È sempre più in crescita il numero di stati che stanno implementando programmi di riciclaggio post-consumo per favorire la popolazione americana a donare, anziché gettare nella spazzatura, vestiti, scarpe, lenzuola, asciugamani, cinture o altri materiali tessili. Tra questi, New York, New Jersey, Connecticut, Arizona, Massachusetts, Pennsylvania, Washington e Maryland.
Abbracciano la causa anche linee di abbigliamento
The North Face ha raggiunto l’obiettivo di offrire il proprio programma di riciclaggio “Clothes The Loop” in tutti i suoi 83 negozi e outlet degli Stati Uniti, aprendo così le porte a tutti coloro che vogliono donare abbigliamento e calzature di qualsiasi marca, purché in buone condizioni.
The North Face stima che riciclando 300 milioni di magliette si eviterebbe l’utilizzo di 8 milioni di ettolitri d’acqua e l’immissione nell’atmosfera di 453 tonnellate di CO2.
L’azienda leader d’abbigliamento sportivo non è sola. Altri nomi a offrire programmi di riciclaggio tessile sono Patagonia, Levis, GAP, Eileen Fisher e H&M.
“Tutto ciò che è pulito e asciutto può essere riutilizzato o riciclato” afferma Jackie King, direttrice esecutiva del gruppo industriale Secondary Materials and Recycled Textiles Association.
Inquinamento e tendenze future
“Non ci sono molti studi sull’impatto che l’abbigliamento ha sul cambiamento climatico, ma una statistica che spicca è che l’industria tessile è responsabile per il 10% dell’emissione globale di CO2” dice Wallender.
Gli Stati Uniti stanno considerando altre misure da utilizzare per far sì che l’industria tessile diventi più ECOsostenibile.
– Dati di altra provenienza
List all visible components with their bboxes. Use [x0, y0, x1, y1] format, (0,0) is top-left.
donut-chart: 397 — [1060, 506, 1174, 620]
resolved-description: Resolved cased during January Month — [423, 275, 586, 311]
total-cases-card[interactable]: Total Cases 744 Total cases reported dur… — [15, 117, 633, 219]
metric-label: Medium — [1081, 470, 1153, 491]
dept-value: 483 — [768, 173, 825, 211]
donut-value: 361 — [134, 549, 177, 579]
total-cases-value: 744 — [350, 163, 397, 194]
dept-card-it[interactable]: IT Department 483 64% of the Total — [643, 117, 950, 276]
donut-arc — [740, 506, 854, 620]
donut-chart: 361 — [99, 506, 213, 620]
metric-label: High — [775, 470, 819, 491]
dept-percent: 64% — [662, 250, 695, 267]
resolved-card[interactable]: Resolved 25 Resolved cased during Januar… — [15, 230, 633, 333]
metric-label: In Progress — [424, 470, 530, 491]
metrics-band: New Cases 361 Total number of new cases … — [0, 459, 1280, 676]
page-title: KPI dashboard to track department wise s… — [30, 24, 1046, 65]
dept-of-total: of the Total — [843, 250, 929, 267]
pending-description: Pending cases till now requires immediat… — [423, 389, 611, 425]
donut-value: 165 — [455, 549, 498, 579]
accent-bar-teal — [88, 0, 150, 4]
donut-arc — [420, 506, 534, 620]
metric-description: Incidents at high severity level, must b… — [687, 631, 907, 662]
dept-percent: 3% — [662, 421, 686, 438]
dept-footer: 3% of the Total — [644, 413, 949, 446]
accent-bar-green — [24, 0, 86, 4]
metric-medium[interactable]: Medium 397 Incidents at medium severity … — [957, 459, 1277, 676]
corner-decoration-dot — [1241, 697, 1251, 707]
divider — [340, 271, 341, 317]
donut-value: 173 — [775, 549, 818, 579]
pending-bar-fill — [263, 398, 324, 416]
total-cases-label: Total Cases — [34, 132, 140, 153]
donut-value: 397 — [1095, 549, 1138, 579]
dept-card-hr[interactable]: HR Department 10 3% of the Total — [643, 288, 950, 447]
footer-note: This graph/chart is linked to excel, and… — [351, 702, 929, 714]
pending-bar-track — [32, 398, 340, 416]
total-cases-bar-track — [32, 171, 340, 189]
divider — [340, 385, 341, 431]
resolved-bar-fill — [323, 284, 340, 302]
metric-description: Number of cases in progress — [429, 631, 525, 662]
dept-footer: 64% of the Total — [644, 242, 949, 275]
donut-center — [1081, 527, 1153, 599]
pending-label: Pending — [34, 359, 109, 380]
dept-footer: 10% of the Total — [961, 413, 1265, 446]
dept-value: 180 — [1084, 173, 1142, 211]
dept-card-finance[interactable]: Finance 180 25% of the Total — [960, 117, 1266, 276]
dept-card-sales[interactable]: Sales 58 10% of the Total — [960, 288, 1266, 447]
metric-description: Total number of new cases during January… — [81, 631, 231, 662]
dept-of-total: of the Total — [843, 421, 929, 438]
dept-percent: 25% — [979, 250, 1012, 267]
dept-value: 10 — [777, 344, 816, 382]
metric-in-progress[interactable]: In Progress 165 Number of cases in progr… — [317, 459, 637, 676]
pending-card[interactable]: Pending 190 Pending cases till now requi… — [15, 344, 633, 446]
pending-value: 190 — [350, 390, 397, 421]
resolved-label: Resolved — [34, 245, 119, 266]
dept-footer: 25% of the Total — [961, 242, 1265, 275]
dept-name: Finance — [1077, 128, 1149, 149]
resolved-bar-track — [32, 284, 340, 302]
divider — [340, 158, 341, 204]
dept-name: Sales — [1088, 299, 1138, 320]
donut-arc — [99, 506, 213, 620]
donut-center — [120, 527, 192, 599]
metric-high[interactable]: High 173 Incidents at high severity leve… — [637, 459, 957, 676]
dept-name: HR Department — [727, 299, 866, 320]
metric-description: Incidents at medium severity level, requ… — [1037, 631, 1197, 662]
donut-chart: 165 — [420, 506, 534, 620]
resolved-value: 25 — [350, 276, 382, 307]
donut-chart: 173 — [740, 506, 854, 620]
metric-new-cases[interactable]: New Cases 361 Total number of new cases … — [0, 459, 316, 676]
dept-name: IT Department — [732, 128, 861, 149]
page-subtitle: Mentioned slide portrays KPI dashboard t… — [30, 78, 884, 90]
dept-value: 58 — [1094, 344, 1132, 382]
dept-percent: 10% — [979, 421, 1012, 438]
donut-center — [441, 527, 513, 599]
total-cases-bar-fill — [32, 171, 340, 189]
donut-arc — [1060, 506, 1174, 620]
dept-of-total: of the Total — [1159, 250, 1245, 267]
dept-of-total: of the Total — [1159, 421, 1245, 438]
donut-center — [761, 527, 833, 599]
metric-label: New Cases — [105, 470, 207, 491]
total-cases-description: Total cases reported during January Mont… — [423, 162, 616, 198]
Secondo Susan MacDonald della CottonConnect’s, entro il 2025 il cotone sostenibile non sarà più un’opzione, ma rappresenterà la maggior parte del mercato d’abbigliamento: cotone e poliestere, infatti, le due fibre al momento più utilizzate dall’industria tessile, necessitano per la propria produzione quantità abbondanti di risorse già a rischio come acqua, olio e gas.
Ci vogliono circa 2.650 litri d’acqua per fare crescere il cotone e produrre una maglietta. Il cotone tradizionale è uno dei raccolti che necessita di più acqua e pesticidi. Secondo la Banca Mondiale, il 17-20% d’inquinamento delle acque industriali è dovuto alla tintura e trattamento tessile.
“La popolazione crescente e le abitudini di consumo non saranno più sostenibili al ritmo presente. Avremo bisogno di trovare il modo per migliore l’uso delle materie prime, acqua e terre coltivabili” dice Erin Smith, visiting artist al Dipartimento delle Ricerche di Microsoft.
Per la futura produzione tessile si comincia a considerare l’utilizzo di materiali sostenibili come bambù, lino, canapa, sisal e addirittura ortiche, al fine di consumare meno risorse e ridurre il livello di inquinamento.